When my sisters and I were kids there was a T.V. shop across the field from our house. As new televisions were delivered for display, the huge cardboard boxes they were shipped in were then stacked behind the shop for disposal. If we promised to ask the owner first, Mama would occasionally allow us to drag one across the field to our backyard. Along the way, we attracted the attention of our cousins playing outside. They always joined the fun.

Although Mama allowed us to drag a box home from time to time, she did so reluctantly knowing that ultimately she would be left to dispose of the ragged remains. Sooner or later we would be done with the box. Sooner if it rained. Rain is cardboard’s enemy.

Those huge boxes easily held me, a sister or two, and one of the smaller cousins. An old rusty pair of scissors in Daddy’s garage helped us shape each box into our fantasy of the day. Once, we cut portholes in a seaworthy box and hacked off the top to make an open air deck. We crawled inside and waited for tidal waves.

“What’s this one?” Mama asked as she walked by to pick tomatoes, clearly wondering how long it would be before she had to dispose of our creation.

“A cruise ship!” we answered back.

“No. It’s trash is what it is.” she said, shaking her head.

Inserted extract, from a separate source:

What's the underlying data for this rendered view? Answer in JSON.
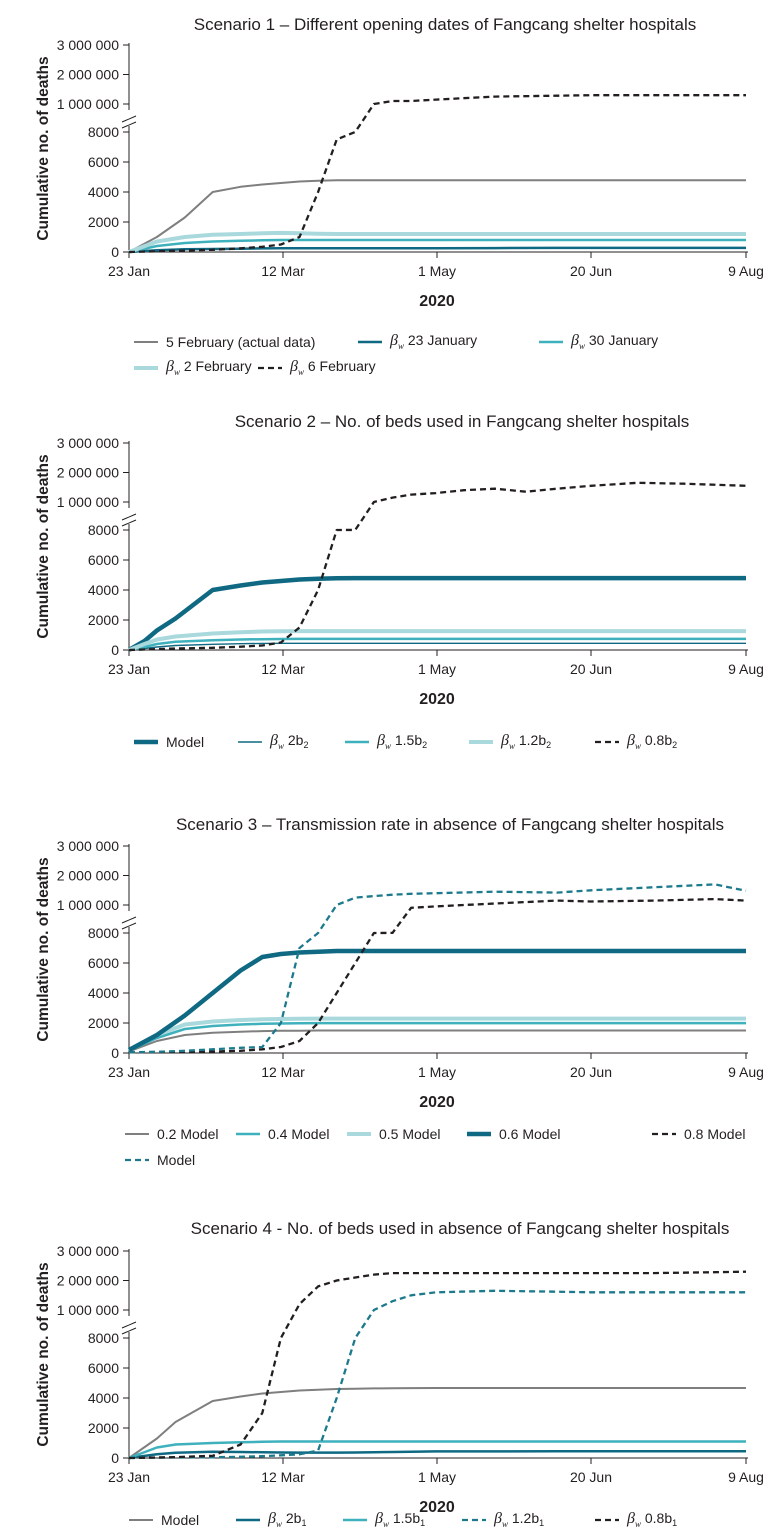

We once hooked two boxes together to make a train. We cut away the front of one box so the engineer could wave to cars and we cut away the back of the second box so that passengers could wave from the caboose. We crawled inside and waited to arrive at the station.

“What’s this one?” Mama asked as she swept the sidewalk.

“A train!” we answered back.

“No. It’s trash is what it is.” she said.

One particularly grand box which had held a console television made the perfect army tank. We cut a lookout hole in the top, made several holes in the walls from which to shoot pretend guns, and we crawled inside and waited for the enemy.

“What’s this one?” Mama asked as she carried in groceries.

“A tank!” we answered back.

“No. It’s trash is what it is.” she said.

There was a period when we’d gone quite a while without cardboard adventures. It was during this bleak time that a delivery truck backed into my neighbor’s driveway. As we watched the truck maneuver closer to the back door, one of my cousins was the first to realize the magnitude of the event.

“Mrs. Brenneman’s getting a new refrigerator.” he said under his breath.

We fidgeted with anticipation.

After what seemed an eternity, one of the delivery men appeared with the empty cardboard box which had held the new refrigerator. With some effort, he dragged it into Mrs. Brenneman’s yard and went back inside.

Four of us kids, working feverishly like ants carrying bread crust, managed to slide, drag, and inch the massive cardboard box over to our backyard. We climbed in to savor the new cardboard smell and to experience the muffled silence. The silence was momentarily broken as our collie pushed her way in, licked each of us in the face and left. Even she seemed amazed by our good fortune.

We sat inside the cavernous box trying to decide what to turn this gift into. Before we reached a consensus it got dark outside. Cousins had to go home and my sisters and I had to go inside.

Morning came and horror of all horrors, it had rained in the night.  We ran outside to check on our massive cardboard box. The rain hadn’t ruined it completely, but the once stately walls now sagged, corners were rounded over by the rainwater, and the smooth outside surface was wrinkled and peeling.

Three cousins approached. We stood staring at our sagging mound of a box not wanting to believe that our prize was ruined, but it appeared to be so.

“What’s this one?” Mama asked on her way to get the mail.

“It’s trash is what it is.” we answered back, resigned to the soggy truth.

“No. It’s an igloo.” Mama said.

We looked at each other and grinned. We ran to the rounded shell of a box, molded the wet cardboard so as to give us one long tunnel as an entrance, and we crawled inside to wait for polar bears.

That young teenager just back from the dentist most likely went inside to play alone with his Xbox. I never had an Xbox, but unless it came in packaging large enough for cousins and me to fashion a cruise ship, train, tank, or igloo, I don’t know that I would have wanted one.